Overall generating test cases is a compelling approach because of its simplicity and power. Test frameworks exist for all major programming langauges, so the only problem to solve is how to map the specification to test cases in an automated process. Compared to other tasks in the verification sphere, this is pretty straightforward. With testing, more cases means more confidence as well, and generating that many cases is much more efficient than writing them all by hand. The main downside is that anything short of exhaustive testing isn’t verification anymore, so the trust in the implementation holding the same properties as the spec isn’t as strong.
Closing Thoughts
The verification gap is often brought up as an argument for formal verification being a nonstarter for any project. While it is absolutely real, and absolutely something that needs to be addressed, there are options with proven case studies. Like everything else, each approach has ups and downs, but once the gap is acknowledged it can be crossed.
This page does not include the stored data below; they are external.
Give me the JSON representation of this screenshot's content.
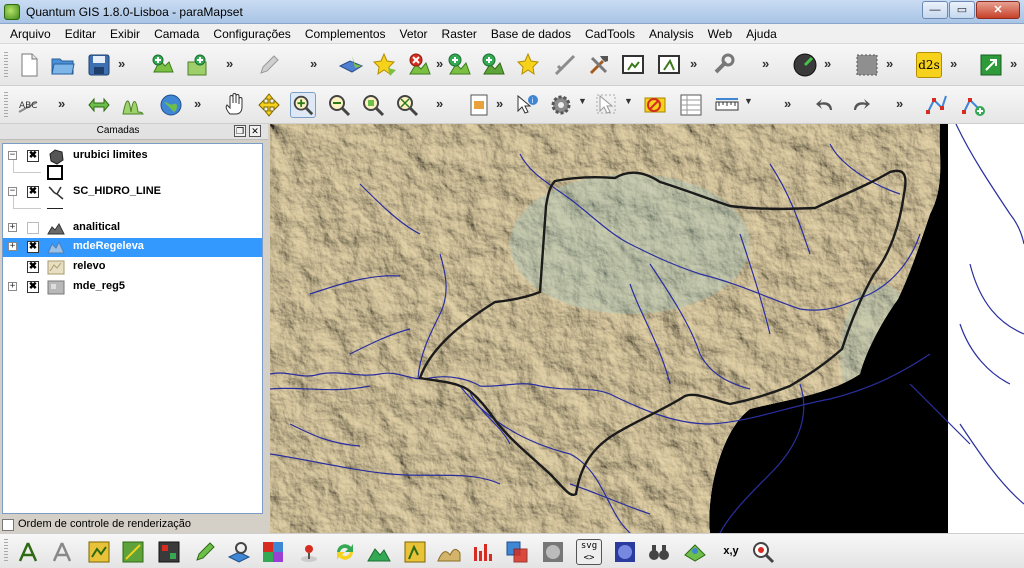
{
  "window": {
    "title": "Quantum GIS 1.8.0-Lisboa - paraMapset",
    "buttons": {
      "minimize": "—",
      "maximize": "▭",
      "close": "✕"
    }
  },
  "menu": {
    "items": [
      "Arquivo",
      "Editar",
      "Exibir",
      "Camada",
      "Configurações",
      "Complementos",
      "Vetor",
      "Raster",
      "Base de dados",
      "CadTools",
      "Analysis",
      "Web",
      "Ajuda"
    ]
  },
  "toolbar1": {
    "overflow": "»",
    "d2s_label": "d2s",
    "icons": [
      "new-project-icon",
      "open-project-icon",
      "save-project-icon",
      "add-vector-icon",
      "add-raster-icon",
      "edit-pencil-icon",
      "layer-add-icon",
      "layer-star-icon",
      "layer-remove-icon",
      "layer-add-green-icon",
      "layer-add-green2-icon",
      "layer-star2-icon",
      "digitize-icon",
      "wrench-hammer-icon",
      "frame-icon",
      "frame2-icon",
      "settings-wrench-icon",
      "globe-dark-icon",
      "grey-square-icon",
      "d2s-icon",
      "green-export-icon"
    ]
  },
  "toolbar2": {
    "overflow": "»",
    "icons": [
      "label-abc-icon",
      "georef-icon",
      "histogram-icon",
      "globe-icon",
      "pan-hand-icon",
      "pan-to-selection-icon",
      "zoom-in-icon",
      "zoom-out-icon",
      "zoom-layer-icon",
      "zoom-full-icon",
      "print-composer-icon",
      "identify-icon",
      "gear-icon",
      "select-icon",
      "deselect-icon",
      "attribute-table-icon",
      "measure-icon",
      "undo-icon",
      "redo-icon",
      "node-tool-icon",
      "add-node-icon"
    ]
  },
  "layers_panel": {
    "title": "Camadas",
    "float_btn": "❐",
    "close_btn": "✕",
    "layers": [
      {
        "name": "urubici limites",
        "checked": true,
        "expanded": true,
        "selected": false,
        "icon": "polygon-layer-icon"
      },
      {
        "name": "SC_HIDRO_LINE",
        "checked": true,
        "expanded": true,
        "selected": false,
        "icon": "line-layer-icon"
      },
      {
        "name": "analitical",
        "checked": false,
        "expanded": false,
        "selected": false,
        "icon": "raster-layer-icon"
      },
      {
        "name": "mdeRegeleva",
        "checked": true,
        "expanded": false,
        "selected": true,
        "icon": "raster-blue-layer-icon"
      },
      {
        "name": "relevo",
        "checked": true,
        "expanded": false,
        "selected": false,
        "icon": "raster-relief-layer-icon"
      },
      {
        "name": "mde_reg5",
        "checked": true,
        "expanded": false,
        "selected": false,
        "icon": "raster-grey-layer-icon"
      }
    ],
    "render_order_label": "Ordem de controle de renderização",
    "checkmark": "✖",
    "expand_symbol": "+",
    "collapse_symbol": "−"
  },
  "toolbar3": {
    "svg_label": "svg",
    "xy_label": "x,y",
    "icons": [
      "grass-tools-icon",
      "grass-tools2-icon",
      "map-layer-icon",
      "vector-edit-icon",
      "raster-calc-icon",
      "pencil-green-icon",
      "spatial-query-icon",
      "color-grid-icon",
      "location-pin-icon",
      "refresh-icon",
      "terrain-icon",
      "cad-tool-icon",
      "profile-icon",
      "histogram2-icon",
      "overlay-icon",
      "hillshade-icon",
      "svg-icon",
      "blur-icon",
      "binoculars-icon",
      "georef2-icon",
      "coordinate-capture-icon",
      "zoom-search-icon"
    ]
  },
  "colors": {
    "selection": "#3399ff",
    "boundary": "#1b1b1b",
    "rivers": "#2a2f9e",
    "terrain": "#cdbb8f"
  }
}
Like F*, Dafny, Why3, and Chalice. Each takes a different and interesting approach to bridging the verification gap. ↩

The only marginally used language that I know about with a full formal semantics is Standard ML. Worth mentioning, WebAssembly does too! If others are out there, I’d love to know about them. ↩

In fact, Concrete Semantics, the amazing book about compiler correctness, describes its underlying logic (higherorder logic, or HOL) as being “functional programming + logic.” ↩